01 maio 2005

Corino Andrade (1906-2005), um médico progressista

Quando estávamos nos preparativos finais do caderno sobre epilepsia que a Revista Portuguesa de Clínica Geral nos pedira, soube-se do falecimento do Dr. Corino Andrade e surgiu o convite para redigir, em cima da hora, um breve depoimento/testemunho sobre esse grande médico e a sua vida.

Este registo para «memória futura» sobre o Dr. Corino fundamenta-se nos idos de 1977 quando participei com ele e com Paula Coutinho numa viagem aos Açores para, por incumbência do Diretor Geral de Saúde Dr. Arnaldo Sampaio, se proceder ao levantamento das famílias afetadas pela novel doença de Machado-Joseph, descrita na América.

O Dr. Corino estava já aposentado da sua longa carreira hospitalar por ter atingido os 70 anos no ano anterior mas estava muito ativo e altamente envolvido na instalação e consolidação de uma escola médica de novo tipo no Porto – o Instituto de Ciências Biomédicas Abel Salazar crescia com a sua marca pessoal.

No Serviço de Neurologia do Hospital de Santo António, onde o conhecera como diretor, o Dr. Corino era um chefe respeitado (os mais velhos referiam-se a ele como «o patrão» – fosse dito à francesa ou à Porto). A sua fama de líder não resultava apenas de ser aparentemente austero ou mesmo severo mas, sobretudo, da estranha sensação que dele irradiava: parecia sempre saber tudo e ter sempre razão!

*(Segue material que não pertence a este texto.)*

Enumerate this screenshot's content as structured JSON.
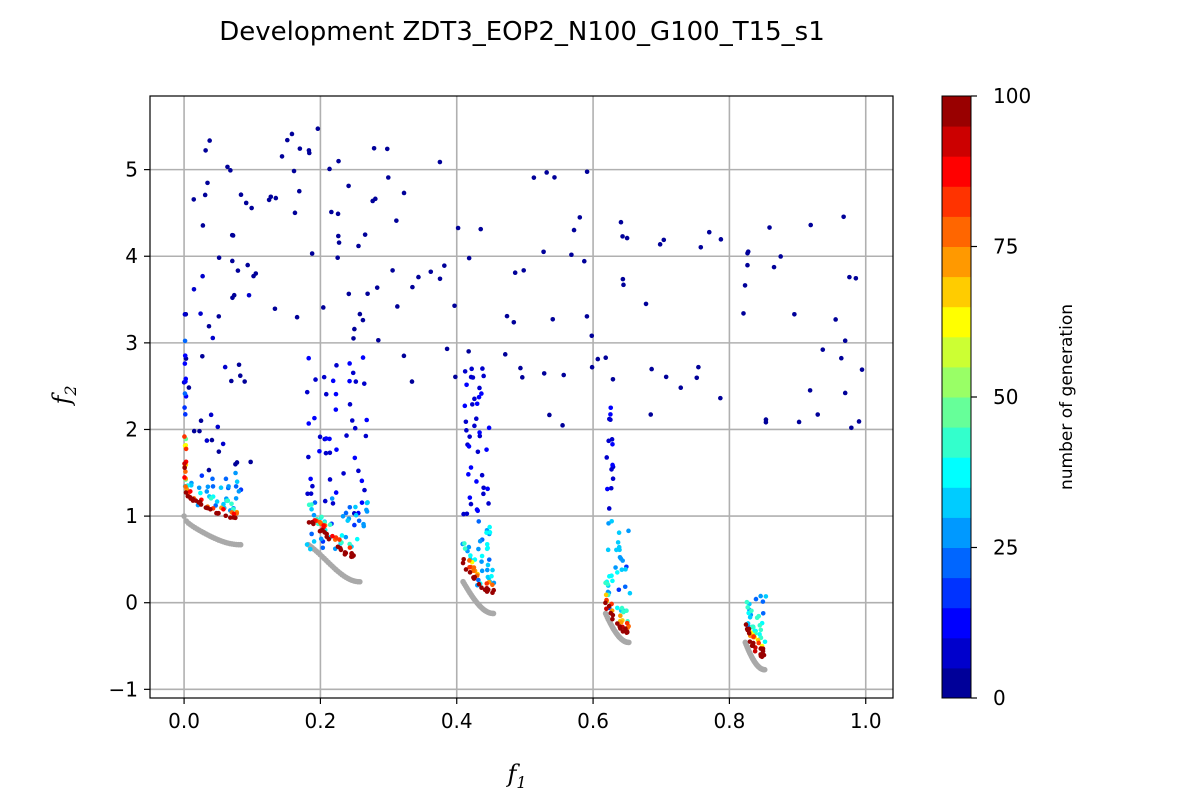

Dele se diz que descobriu uma doença nova mas essa é uma visão distorcida da realidade. A doença dos pezinhos, como todos os médicos sabem ou sabiam, «sempre» existiu (pelo menos desde a mutação genética inicial). O que Corino Andrade fez foi, simplesmente, reconhecê-la e estudá-la. Com metodologia científica da mais simples a que juntou os conhecimentos de neuropatologia microscópica que aprendera na sua estadia na França e na Alemanha nos anos 30, começou a estudar os nervos periféricos e definiu a paramiloidose amiloidótica familiar. Conseguiu assim estabelecer não só as bases que permitiram explicar a fisiopatologia e a genealogia desta doença como levou à criação de linhas de investigação que ainda hoje dão frutos.

Dele se diz que foi um dos fundadores da Neurologia em Portugal mas essa é uma visão redutora da realidade. Efetivamente, quando em 1938 decidiu radicar-se no Porto, a Neurologia não tinha ainda a sua autonomia como especialidade médica. É no decorrer do século XX que surgem os primeiros serviços dedicados às doenças orgânicas do sistema nervoso no seio dos hospitais gerais e deixam de estar anexos aos manicómios do século anterior. Mas o Dr. Corino não se satisfez em juntar colaboradores neurologistas. Graças ao seu empreendedorismo organizativo, atraiu para o Hospital as pessoas de que precisava para as outras vertentes de assistência aos doentes neurológicos. Criou as primeiras unidades de cuidados intensivos para traumatizados cranioencefálicos e de reanimação respiratória para as lesões vertebromedulares, facilitou o crescimento dos meios complementares de diagnóstico de que necessitava – na imagem (neurorradiologia) como na função (neurofisiologia), envolveu-se diretamente nos centros de estudos bioquímicos e neuropatológicos, abriu as portas à neurocirurgia. Em todas estas áreas estimulou estadias no estrangeiro que pôs a render nos respetivos regressos com elevada produtividade.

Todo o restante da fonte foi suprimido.